El dolor físico nos aísla del mundo, nos arrebata al exilio de la soledad y a la falta
de comunicación, por ser personal e intransferible. Nadie se puede poner en el
lugar del otro, cuando el dolor asola la finitud del hombre, apartándolo de todo
aquello que lo rodea.
El dolor se padece a solas, sin dar explicaciones que nos puedan poner en la misma
tesitura experimental de los demás, por mucho que estos quieran acercarse, física
o espiritualmente al enfermo.
En el dolor, el hombre se halla expuesto a sus propias fuerzas y vulnerabilidad, sin
más posibilidades que luchar contra él con paliativos, analgésicos y entereza de
corazón.
Es una batalla a brazo partido con el enemigo que se persona carcomiendo la salud
natural del individuo. Si la medicina acierta, la batalla se puede ganar, aunque no
por ello la guerra completa de toda una vida.
Por un tiempo, el hombre se cree vencedor de algo, pero en realidad sólo ha sido la
experiencia de una vana victoria, en un primer envite transitorio, y que todavía no
ha dicho su última palabra.
El problema está en que todos sabemos, por naturaleza, que al final la victoria se la
llevará el más fuerte, y sin lugar a dudas en la muerte se declara el nombre del
vencido.
No podemos huir de sus garras punzantes, y cuando llega, lo hace sin avisar,
abatiendo los intereses y preocupaciones que hasta ese momento configuraban la
atención de esa persona.
El dolor tiene un límite, un umbral más allá del cual ya no se puede sufrir más. Los
grados del dolor son mesurables, y cuando se ha alcanzado su punto más álgido, de
ahí no se pasa.
Ciertamente, el dolor es muy fuerte, pero limitado a los niveles de percepción que
el cuerpo le puede ofrecer.

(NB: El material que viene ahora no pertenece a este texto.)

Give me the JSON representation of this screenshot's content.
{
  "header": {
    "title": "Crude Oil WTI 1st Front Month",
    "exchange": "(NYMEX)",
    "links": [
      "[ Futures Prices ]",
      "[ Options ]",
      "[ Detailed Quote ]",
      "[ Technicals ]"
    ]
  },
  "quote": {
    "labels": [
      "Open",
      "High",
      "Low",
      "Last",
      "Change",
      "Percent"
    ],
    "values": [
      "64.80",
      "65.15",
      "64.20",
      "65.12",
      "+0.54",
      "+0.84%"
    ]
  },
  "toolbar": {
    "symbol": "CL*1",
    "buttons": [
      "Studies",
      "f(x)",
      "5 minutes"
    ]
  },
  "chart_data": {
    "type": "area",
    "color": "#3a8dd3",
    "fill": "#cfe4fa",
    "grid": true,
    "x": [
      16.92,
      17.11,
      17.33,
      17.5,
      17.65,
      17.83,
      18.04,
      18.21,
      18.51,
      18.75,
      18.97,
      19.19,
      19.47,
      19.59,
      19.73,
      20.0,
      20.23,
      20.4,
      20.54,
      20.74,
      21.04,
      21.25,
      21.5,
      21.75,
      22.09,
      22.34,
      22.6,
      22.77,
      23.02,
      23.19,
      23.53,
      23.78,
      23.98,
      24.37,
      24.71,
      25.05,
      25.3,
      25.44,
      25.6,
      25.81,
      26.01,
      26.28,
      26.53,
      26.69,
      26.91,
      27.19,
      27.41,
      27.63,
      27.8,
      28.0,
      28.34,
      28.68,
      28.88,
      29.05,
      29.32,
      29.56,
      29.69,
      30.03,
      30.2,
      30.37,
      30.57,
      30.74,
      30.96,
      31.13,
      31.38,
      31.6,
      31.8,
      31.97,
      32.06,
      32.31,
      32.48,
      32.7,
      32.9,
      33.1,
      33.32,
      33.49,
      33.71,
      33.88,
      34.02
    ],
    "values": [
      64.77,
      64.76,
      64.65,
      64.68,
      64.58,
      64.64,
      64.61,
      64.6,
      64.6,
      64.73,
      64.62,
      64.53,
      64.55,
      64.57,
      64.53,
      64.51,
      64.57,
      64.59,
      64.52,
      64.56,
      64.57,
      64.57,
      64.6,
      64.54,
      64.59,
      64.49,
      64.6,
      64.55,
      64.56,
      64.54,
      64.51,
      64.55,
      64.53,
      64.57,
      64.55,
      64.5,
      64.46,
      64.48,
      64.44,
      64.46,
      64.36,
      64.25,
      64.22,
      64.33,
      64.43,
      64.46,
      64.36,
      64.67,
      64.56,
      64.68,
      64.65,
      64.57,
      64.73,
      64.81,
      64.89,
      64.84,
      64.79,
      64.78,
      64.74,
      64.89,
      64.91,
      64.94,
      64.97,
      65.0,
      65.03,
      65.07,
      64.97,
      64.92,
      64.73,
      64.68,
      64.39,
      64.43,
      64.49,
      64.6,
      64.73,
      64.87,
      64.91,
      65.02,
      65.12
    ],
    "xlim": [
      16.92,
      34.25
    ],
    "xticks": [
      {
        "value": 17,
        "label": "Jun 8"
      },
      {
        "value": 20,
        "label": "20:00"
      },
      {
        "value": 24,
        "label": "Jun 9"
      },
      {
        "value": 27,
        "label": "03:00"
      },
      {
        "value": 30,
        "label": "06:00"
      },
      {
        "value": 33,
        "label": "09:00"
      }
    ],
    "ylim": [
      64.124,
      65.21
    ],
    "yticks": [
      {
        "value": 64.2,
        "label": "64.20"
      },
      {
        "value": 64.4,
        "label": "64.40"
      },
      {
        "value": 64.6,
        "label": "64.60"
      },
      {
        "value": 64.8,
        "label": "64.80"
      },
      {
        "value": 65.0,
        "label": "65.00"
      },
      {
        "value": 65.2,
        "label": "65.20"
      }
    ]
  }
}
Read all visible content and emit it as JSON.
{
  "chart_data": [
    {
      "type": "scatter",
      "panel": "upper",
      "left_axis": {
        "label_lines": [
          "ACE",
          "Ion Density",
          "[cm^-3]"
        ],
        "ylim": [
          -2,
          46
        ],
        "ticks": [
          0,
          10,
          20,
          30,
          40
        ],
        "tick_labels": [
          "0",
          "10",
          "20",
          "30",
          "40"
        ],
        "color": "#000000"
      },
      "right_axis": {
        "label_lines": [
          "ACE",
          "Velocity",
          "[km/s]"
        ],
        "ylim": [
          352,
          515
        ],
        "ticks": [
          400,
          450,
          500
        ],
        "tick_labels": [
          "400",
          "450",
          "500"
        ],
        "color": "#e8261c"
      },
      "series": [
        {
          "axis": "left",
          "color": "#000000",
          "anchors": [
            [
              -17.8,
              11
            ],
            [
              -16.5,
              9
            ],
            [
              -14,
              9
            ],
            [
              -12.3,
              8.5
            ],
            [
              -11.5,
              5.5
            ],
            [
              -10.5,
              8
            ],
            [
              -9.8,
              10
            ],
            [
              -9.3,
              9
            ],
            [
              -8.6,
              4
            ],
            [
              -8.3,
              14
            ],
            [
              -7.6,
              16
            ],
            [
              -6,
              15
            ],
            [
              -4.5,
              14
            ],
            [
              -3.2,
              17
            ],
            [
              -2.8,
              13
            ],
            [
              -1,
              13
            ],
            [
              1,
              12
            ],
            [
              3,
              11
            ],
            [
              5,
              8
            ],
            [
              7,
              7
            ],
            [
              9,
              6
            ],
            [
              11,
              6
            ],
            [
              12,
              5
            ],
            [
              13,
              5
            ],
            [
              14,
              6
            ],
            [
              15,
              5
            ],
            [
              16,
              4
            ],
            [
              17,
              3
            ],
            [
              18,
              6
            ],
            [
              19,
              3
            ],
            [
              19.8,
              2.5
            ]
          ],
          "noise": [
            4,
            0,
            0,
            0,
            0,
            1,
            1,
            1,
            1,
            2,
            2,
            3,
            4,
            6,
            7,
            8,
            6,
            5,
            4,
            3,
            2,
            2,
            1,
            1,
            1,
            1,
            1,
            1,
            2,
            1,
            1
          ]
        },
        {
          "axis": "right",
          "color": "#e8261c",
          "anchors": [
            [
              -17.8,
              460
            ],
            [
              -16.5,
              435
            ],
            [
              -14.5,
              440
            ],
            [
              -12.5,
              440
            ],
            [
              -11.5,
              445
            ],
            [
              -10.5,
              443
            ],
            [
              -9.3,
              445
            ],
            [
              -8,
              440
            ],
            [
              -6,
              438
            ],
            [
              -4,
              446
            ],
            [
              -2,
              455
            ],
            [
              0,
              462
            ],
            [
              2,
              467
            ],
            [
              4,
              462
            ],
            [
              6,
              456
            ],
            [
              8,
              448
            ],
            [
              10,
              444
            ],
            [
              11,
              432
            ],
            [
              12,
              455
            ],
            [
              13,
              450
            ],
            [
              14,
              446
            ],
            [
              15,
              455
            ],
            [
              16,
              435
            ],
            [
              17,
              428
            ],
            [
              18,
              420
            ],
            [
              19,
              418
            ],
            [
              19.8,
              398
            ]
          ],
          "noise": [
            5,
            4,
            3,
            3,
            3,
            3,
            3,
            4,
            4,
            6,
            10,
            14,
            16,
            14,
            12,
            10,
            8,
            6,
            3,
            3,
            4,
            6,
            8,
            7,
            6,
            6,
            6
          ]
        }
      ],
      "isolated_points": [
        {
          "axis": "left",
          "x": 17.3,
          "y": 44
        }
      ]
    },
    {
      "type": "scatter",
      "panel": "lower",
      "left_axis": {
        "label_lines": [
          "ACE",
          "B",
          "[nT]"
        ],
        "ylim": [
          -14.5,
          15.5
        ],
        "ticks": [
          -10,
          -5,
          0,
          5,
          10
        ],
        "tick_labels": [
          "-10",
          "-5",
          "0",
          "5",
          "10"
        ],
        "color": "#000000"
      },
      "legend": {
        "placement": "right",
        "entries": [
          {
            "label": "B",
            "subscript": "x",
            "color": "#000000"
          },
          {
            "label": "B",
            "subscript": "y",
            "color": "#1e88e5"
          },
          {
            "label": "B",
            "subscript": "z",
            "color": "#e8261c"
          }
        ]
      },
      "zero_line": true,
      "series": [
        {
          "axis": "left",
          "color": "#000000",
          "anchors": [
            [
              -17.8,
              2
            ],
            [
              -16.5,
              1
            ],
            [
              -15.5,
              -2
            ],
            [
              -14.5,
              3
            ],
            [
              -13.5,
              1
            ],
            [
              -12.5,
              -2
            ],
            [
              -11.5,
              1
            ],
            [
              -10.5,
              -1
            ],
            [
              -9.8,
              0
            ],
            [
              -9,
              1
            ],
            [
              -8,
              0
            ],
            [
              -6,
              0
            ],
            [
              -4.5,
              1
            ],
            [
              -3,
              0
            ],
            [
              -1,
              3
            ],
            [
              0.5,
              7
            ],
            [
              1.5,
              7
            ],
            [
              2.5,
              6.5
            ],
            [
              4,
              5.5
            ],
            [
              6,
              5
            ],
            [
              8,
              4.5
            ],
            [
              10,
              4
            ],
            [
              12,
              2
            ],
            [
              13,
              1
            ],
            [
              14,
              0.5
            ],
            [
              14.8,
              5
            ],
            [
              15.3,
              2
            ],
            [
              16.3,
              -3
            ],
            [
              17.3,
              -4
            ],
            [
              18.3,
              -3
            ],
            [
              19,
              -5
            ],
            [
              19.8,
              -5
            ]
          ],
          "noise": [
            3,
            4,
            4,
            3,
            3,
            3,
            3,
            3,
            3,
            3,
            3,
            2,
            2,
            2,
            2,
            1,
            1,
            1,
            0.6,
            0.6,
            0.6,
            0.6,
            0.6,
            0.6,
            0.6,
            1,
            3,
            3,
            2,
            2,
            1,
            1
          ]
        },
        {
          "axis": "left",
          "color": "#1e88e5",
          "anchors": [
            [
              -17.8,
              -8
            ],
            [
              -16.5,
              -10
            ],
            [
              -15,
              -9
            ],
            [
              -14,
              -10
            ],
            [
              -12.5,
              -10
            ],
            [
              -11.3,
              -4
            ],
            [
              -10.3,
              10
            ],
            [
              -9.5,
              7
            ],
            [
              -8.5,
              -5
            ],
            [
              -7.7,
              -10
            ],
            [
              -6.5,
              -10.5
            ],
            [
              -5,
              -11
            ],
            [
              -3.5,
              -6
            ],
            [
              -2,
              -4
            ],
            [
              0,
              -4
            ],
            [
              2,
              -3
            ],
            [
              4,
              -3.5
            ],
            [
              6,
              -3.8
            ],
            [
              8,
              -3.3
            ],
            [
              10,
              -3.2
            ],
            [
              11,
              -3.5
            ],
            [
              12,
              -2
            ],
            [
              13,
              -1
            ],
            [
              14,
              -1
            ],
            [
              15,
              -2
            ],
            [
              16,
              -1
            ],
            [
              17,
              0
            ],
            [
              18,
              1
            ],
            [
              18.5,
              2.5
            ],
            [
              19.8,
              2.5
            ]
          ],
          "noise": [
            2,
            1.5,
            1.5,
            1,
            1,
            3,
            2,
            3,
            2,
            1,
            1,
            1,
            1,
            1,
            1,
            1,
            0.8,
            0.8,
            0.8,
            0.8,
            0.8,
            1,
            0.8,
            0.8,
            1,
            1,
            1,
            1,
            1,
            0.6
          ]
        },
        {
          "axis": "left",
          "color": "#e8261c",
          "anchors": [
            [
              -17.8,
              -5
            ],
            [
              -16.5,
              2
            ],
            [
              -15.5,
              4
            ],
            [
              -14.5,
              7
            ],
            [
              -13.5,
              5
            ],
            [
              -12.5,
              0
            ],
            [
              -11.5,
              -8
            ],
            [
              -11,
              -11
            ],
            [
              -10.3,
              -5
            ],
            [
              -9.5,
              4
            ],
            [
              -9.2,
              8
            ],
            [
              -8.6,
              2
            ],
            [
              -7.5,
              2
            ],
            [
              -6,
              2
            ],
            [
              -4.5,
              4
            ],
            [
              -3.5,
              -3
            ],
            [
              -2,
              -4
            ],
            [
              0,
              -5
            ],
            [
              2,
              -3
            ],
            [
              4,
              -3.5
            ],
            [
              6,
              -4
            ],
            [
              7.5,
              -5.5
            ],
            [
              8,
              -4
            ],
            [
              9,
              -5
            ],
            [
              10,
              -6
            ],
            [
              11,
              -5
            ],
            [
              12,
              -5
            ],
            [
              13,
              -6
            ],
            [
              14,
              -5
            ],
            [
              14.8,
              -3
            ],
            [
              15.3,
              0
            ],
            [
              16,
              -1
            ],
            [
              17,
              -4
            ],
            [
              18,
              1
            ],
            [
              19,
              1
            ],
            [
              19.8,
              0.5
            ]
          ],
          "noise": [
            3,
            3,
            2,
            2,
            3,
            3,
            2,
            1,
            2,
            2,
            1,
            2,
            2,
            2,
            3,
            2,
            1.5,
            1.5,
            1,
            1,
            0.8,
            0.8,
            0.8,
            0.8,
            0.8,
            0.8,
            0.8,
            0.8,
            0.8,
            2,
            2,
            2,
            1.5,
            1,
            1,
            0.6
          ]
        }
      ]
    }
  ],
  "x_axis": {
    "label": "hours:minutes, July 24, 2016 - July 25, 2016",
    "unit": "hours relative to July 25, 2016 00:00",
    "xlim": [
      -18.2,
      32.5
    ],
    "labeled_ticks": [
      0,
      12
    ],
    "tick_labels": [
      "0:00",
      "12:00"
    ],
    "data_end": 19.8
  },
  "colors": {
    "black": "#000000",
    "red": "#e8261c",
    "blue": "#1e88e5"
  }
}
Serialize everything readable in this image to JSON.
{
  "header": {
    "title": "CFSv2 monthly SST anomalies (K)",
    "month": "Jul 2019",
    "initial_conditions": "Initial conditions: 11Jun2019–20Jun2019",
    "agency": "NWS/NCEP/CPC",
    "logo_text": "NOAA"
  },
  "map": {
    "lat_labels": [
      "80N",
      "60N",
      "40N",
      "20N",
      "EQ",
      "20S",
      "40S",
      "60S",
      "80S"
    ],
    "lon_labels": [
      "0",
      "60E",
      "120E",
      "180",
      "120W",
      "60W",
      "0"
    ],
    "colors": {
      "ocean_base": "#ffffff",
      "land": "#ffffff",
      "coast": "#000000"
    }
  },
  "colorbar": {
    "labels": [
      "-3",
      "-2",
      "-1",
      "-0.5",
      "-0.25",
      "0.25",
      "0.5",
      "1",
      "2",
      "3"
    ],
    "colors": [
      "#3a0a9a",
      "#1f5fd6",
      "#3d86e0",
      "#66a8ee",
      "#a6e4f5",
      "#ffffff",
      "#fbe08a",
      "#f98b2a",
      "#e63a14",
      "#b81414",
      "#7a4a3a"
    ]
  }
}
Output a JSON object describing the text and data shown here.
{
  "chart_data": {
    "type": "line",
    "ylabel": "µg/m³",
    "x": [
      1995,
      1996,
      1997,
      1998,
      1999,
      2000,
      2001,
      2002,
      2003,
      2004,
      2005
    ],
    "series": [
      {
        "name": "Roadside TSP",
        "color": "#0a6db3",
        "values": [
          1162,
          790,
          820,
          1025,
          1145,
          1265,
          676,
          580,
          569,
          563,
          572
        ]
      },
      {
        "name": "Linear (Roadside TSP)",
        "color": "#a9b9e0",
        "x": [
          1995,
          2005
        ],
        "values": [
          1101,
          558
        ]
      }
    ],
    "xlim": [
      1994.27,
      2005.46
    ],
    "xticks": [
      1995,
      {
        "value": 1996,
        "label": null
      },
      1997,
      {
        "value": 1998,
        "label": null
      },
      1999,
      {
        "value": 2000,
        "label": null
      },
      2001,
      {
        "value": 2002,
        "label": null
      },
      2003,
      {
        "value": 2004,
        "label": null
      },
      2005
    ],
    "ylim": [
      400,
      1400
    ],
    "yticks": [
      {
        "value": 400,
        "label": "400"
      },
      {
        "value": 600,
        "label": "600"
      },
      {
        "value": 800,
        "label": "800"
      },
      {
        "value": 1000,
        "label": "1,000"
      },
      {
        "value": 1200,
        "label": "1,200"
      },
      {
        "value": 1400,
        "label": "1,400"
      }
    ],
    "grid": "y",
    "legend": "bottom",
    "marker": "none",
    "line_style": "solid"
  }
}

Conocer esto, facilita la asunción de su incómoda
estancia en la humanidad de cada cual.
El dolor no se puede hacer el dueño y señor del centro de la vida del paciente.
Aunque intente monopolizarlo por entero, procurando aislarlo del mundo y de los
demás, la serenidad que provoca la soledad interior del que lo padece, puede
ayudar a colocarlo en su sitio, sin otorgarle ni un ápice de más del lugar que le
corresponde desde su trasgresión.
La nueva significación del dolor pasa por la comprensión de su limitación, por muy
dañina que esta sea.
El dolor tiene un comienzo y un fin, al igual que tiene un límite de intensidad, más
allá del cual ya no puede hacer más daño. Al dolor se le puede acoger, aprender a
convivir con él, y por último escapar de él con la ayuda de remedios caseros o
clínicos que están para eso.
Pero, por otro lado, procurar tender puentes con el mundo y los demás, impidiendo
que el ostracismo impuesto se apodere del espíritu y de la inteligencia del que
sufre, es una buena medicina para no perder el dominio de lo transitorio, aunque
aparentemente parezca que se ha convertido en la loca de la casa.